If The Monitor is ambitious overreach done perfectly, so is Titus’ stage show. The grueling schedule of SXSW seems to have actually added even more gravity to Stickles‘ scratched howl, and he and the rest of his band throw themselves around with commendable abandon. The band tore through a big chunk of the new album during their set, and every big moment had me involuntarily punching air. And the band had the audacity to close their set with “The Battle of Hampton Roads”, the gargantuan 14-minute song that ends the album. Before they could wrap up, a stagehand told them they were done. Stickles‘ response: “We would’ve loved to finish that song. There was only 45 seconds left.”
Free Energy [Beauty Bar/Palm Door; 12:00 a.m.]
I was a bit worried that retro Philly power-poppers would be lost without the production gleam that James Murphy gave Stuck on Nothing, their likable debut album. But the band’s expertly constructed songs hold up just fine on their own. Free Energy keep the hooks coming relentlessly, and it’s a whole lot of fun to sing along to their gleeful nonsense choruses. They ended their set covering 70s FM-radio dominators Bachman-Turner Overdrive, and it says something about the quality of Free Energy’s songs that their own hooks sunk deeper– especially “Bang Pop”, which is a motherfucking hit waiting for a world to notice.
They’re nothing like a punk band, but you can tell by the way they fling themselves around the stage that they all spent formative years playing in punk bands, and that makes a difference.
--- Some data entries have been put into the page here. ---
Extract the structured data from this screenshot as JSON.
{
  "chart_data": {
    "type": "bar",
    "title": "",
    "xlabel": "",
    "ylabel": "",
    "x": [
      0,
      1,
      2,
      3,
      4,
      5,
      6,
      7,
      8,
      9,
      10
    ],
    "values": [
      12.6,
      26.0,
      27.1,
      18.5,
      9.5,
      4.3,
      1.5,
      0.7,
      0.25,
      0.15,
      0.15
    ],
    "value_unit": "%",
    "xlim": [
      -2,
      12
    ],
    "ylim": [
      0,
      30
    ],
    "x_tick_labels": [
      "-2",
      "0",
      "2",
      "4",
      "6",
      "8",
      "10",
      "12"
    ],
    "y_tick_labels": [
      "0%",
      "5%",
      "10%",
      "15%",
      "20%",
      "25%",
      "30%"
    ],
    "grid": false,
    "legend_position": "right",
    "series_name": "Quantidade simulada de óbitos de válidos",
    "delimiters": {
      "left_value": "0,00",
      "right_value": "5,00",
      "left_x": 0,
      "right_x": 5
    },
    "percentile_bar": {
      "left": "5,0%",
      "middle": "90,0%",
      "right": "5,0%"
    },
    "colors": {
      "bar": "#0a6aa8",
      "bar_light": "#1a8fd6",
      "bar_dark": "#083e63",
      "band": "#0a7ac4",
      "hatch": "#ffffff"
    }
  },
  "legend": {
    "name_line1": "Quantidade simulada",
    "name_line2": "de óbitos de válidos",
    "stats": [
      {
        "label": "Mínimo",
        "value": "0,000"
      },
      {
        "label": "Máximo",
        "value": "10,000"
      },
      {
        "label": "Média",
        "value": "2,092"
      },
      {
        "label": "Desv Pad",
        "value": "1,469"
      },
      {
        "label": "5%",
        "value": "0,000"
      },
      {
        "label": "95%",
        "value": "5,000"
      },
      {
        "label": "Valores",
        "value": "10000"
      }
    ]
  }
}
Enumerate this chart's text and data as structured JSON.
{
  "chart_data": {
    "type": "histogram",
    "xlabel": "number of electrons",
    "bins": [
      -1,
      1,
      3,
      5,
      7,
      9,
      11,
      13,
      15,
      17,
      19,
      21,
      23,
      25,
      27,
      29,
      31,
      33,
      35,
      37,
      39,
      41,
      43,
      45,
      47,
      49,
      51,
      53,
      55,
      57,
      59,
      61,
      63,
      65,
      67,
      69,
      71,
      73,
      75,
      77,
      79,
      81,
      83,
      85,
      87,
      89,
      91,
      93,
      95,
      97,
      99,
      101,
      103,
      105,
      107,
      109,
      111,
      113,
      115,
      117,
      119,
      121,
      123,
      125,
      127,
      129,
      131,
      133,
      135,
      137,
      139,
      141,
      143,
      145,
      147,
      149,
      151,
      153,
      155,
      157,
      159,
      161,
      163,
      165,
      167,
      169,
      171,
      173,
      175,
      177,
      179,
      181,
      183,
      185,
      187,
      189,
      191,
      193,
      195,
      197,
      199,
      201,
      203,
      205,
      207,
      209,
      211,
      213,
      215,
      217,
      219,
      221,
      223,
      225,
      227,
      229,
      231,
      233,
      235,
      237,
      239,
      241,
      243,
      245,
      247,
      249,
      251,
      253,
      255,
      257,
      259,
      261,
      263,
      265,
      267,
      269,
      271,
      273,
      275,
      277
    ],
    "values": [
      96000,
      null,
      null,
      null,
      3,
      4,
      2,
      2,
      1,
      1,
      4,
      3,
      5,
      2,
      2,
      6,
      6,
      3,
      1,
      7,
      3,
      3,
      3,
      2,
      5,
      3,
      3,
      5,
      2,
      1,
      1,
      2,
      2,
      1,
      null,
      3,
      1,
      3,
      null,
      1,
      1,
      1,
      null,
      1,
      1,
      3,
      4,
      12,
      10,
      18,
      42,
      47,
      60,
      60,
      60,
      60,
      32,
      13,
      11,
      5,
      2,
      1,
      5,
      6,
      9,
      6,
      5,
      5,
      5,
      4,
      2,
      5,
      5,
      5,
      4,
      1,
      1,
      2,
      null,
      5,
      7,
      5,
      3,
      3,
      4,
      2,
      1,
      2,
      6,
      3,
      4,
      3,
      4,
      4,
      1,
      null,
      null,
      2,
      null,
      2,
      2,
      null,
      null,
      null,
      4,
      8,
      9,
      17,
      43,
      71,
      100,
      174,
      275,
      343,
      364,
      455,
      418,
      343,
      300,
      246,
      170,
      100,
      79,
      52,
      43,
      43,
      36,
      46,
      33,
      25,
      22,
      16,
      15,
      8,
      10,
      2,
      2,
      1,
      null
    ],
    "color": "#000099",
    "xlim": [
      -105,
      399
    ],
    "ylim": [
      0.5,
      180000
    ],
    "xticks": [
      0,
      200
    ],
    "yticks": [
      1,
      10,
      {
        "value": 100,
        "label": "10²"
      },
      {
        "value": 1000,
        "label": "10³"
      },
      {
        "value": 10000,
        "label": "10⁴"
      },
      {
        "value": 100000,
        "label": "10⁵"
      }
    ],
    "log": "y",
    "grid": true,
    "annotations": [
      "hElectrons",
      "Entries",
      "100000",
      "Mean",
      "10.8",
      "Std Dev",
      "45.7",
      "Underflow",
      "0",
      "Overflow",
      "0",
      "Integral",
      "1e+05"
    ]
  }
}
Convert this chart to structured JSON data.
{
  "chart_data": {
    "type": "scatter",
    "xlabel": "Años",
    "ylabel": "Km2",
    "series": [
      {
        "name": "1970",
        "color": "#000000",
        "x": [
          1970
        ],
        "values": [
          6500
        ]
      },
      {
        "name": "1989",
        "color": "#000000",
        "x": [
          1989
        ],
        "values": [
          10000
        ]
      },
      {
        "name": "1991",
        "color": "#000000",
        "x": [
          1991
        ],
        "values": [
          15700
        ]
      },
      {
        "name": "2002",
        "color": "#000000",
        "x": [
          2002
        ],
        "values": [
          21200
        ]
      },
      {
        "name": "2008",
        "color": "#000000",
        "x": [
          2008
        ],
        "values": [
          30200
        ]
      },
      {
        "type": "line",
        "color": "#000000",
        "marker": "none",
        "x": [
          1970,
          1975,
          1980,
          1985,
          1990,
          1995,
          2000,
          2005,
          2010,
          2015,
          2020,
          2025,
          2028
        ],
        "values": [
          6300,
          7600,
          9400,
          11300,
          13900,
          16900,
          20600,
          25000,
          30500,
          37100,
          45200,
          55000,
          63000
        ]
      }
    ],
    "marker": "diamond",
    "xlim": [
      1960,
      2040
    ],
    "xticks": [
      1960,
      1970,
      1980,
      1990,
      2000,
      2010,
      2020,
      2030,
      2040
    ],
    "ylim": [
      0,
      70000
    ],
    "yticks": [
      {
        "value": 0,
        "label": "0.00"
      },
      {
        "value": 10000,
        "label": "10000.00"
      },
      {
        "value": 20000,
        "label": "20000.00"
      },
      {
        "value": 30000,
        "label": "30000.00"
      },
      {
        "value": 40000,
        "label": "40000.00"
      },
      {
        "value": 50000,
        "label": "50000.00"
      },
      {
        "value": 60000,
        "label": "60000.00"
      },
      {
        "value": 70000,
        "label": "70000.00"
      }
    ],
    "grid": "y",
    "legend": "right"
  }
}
It also makes a difference that there’s a vaguely funky push-pull in the backbeat of all their songs. You can actually dance to this stuff, and people did. Hard. Including the Titus Andronicus dudes, who stayed front and center throughout, singing along loudly. All-out spontaneous dance parties are rare things at SXSW, and this one was a nice surprise. The dudes in the band thought so, too, telling the crowd over and over how happy they were that people were actually dancing. It wasn‘t hard, dudes.
Last year, these Memphis street-rap legends never made it to their SXSW show, so nobody seemed quite sure that this thing would actually happen. But there they were, crammed onto a tiny stage and digging deep into their back catalog of visceral bangers. The small, jammed in crowd gave them a hero’s welcome, and the duo responded in kind, digging out obscure jams like “Armed Robbery” and “Comin‘ Up”. Ball and G come off tough and businesslike onstage, planting their feet and rapping dead ahead; it’s not like the stage afforded them much room to move anyway. And I’d get an instant rush whenever something like the wriggling synth from “You Don’t Want Drama” would first kick in.
For most of the time they were onstage, Ball and G put on an expert bare-bones rap show, and the tracks from their forthcoming Grand Hustle debut sounded impressive. But with 20 minutes left to go, things took a turn for the weird. A live rock band, including a guitarist and washboard player in a Mexican luchador mask, jumped onstage to wheedle cheese-metal all over the duo’s songs. That meant we got a tender, bluesy run through the great old Cee-Lo collab “Paid Dues”, but it also meant we got a biker guy playing a harmonica solo on the bloodthirsty banger “White Meat”. You’re not going to believe this, but it turns out “White Meat” didn‘t need a harmonica solo after all.